2021年9月26日に中山競馬場で行われる第67回オールカマー。「All Comer」という名の通り、以前は地方馬がよく参戦していたレースでもある。個人的に記憶に残っているのは、ユニークな名前、そしてジャパンカップにも出走したハシルショウグン(大井)。ちなみに、園田競馬場では何代目かの「ハシルショウグン」が活躍中です。

そんなオールカマーだが、天皇賞・秋のトライアルレースとしては、本番まで少し期間が空いてしまうのが微妙なところ。何より、今はトライアルを使わずにぶっつけ本番でGⅠへ挑む時代。昨年も9頭立てで、GⅠ馬の出走はなしだった。しかし、今年はグローリーヴェイズ、レイパパレのGⅠ馬2頭が登録。ほかのメンバーを見ても、例年以上に豪華な顔ぶれとなりそうである。

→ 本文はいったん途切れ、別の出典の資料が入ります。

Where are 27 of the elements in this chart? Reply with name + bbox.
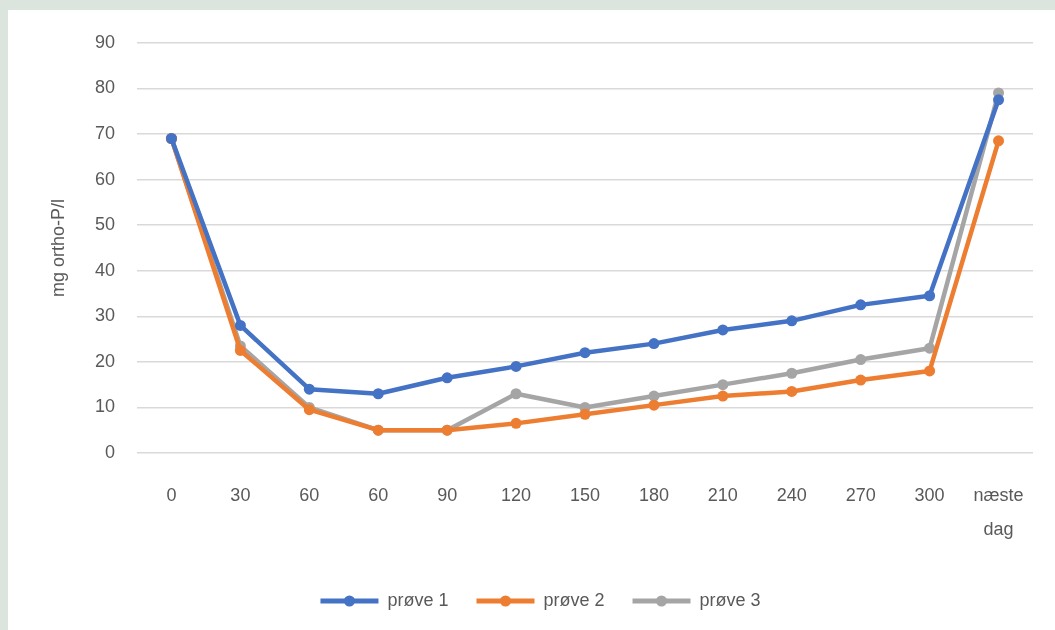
y-tick-label: 0 — [104, 441, 115, 462]
legend-label: prøve 2 — [543, 589, 605, 610]
x-tick-label: 120 — [501, 485, 532, 506]
legend-label: prøve 3 — [699, 589, 761, 610]
x-tick-label: 90 — [437, 485, 458, 506]
x-tick-label: 60 — [299, 485, 320, 506]
x-tick-label: 0 — [166, 485, 177, 506]
x-tick-label: 30 — [230, 485, 251, 506]
y-axis-title: mg ortho-P/l — [47, 198, 68, 297]
y-tick-label: 50 — [94, 214, 115, 235]
x-tick-label: 270 — [845, 485, 876, 506]
x-tick-label: 60 — [368, 485, 389, 506]
y-tick-label: 60 — [94, 168, 115, 189]
legend-label: prøve 1 — [387, 589, 449, 610]
x-tick-label: næste dag — [973, 485, 1024, 540]
x-tick-label: 240 — [776, 485, 807, 506]
y-tick-label: 20 — [94, 350, 115, 371]
x-tick-label: 150 — [569, 485, 601, 506]
y-tick-label: 10 — [94, 396, 115, 417]
y-tick-label: 70 — [94, 122, 115, 143]
x-tick-label: 180 — [638, 485, 669, 506]
y-tick-label: 90 — [94, 31, 115, 52]
y-tick-label: 30 — [94, 305, 115, 326]
y-tick-label: 80 — [94, 77, 115, 98]
x-tick-label: 210 — [707, 485, 738, 506]
y-tick-label: 40 — [94, 259, 115, 280]
x-tick-label: 300 — [914, 485, 945, 506]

そんな今年のオールカマーだが、どのような傾向があるのか。京成杯AHやセントライト記念と同様、2014年の新潟開催を除いた近10回のデータを基にしてレースを分析していきたい。

実績牝馬が好成績

オールカマー出走馬の所属,ⒸSPAIA
オールカマー出走馬の年齢,ⒸSPAIA
オールカマー出走馬の性別,ⒸSPAIA


まずは所属別から。出走頭数は美浦83頭、栗東が43頭。美浦所属馬の方が倍近く出走しているが、連対数はそれぞれ10頭ずつ。当然ながら、栗東所属馬の方が連対率で大きく上回っている。ちなみに、地方馬の参戦は2006年のコスモバルク(2着)が最後。時代の流れを感じる今日このごろ。

年齢で目につくのは、4歳馬の連対率が30%を超えていること。勝率もトップで、4歳馬が中心と考えて間違いない。連対が最も多いのは5歳馬の8頭。6歳馬は連対が4頭と数は減るが、連対率で比較すると5歳馬とほとんど変わらない。7歳以上になると、32頭が出走して連対したのは2010年のシンゲン(1着)だけ。2014年の新潟開催時も馬券に絡んだ馬はおらず、10年以上も連対馬が出ていないことになる。

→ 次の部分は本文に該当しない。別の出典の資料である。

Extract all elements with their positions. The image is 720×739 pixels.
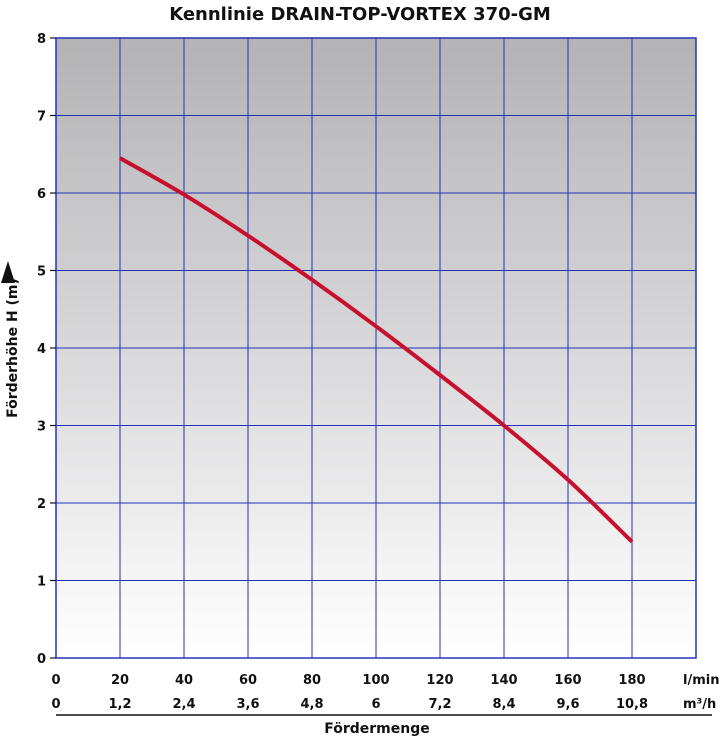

性別だが、全出走馬126頭中、112頭が牡馬・セン馬。牝馬は14頭しか出走していないが、そのうちの5頭が連対と少数精鋭。エリザベス女王杯と同距離ということで、本番を意識した実力牝馬が出走しているのだろうか。ちょっと気になって調べると、連対した5頭のうち、4頭がGⅠ連対馬(ショウナンパンドラ、ヌーヴォレコルト、ルージュバック、カレンブーケドール)であった。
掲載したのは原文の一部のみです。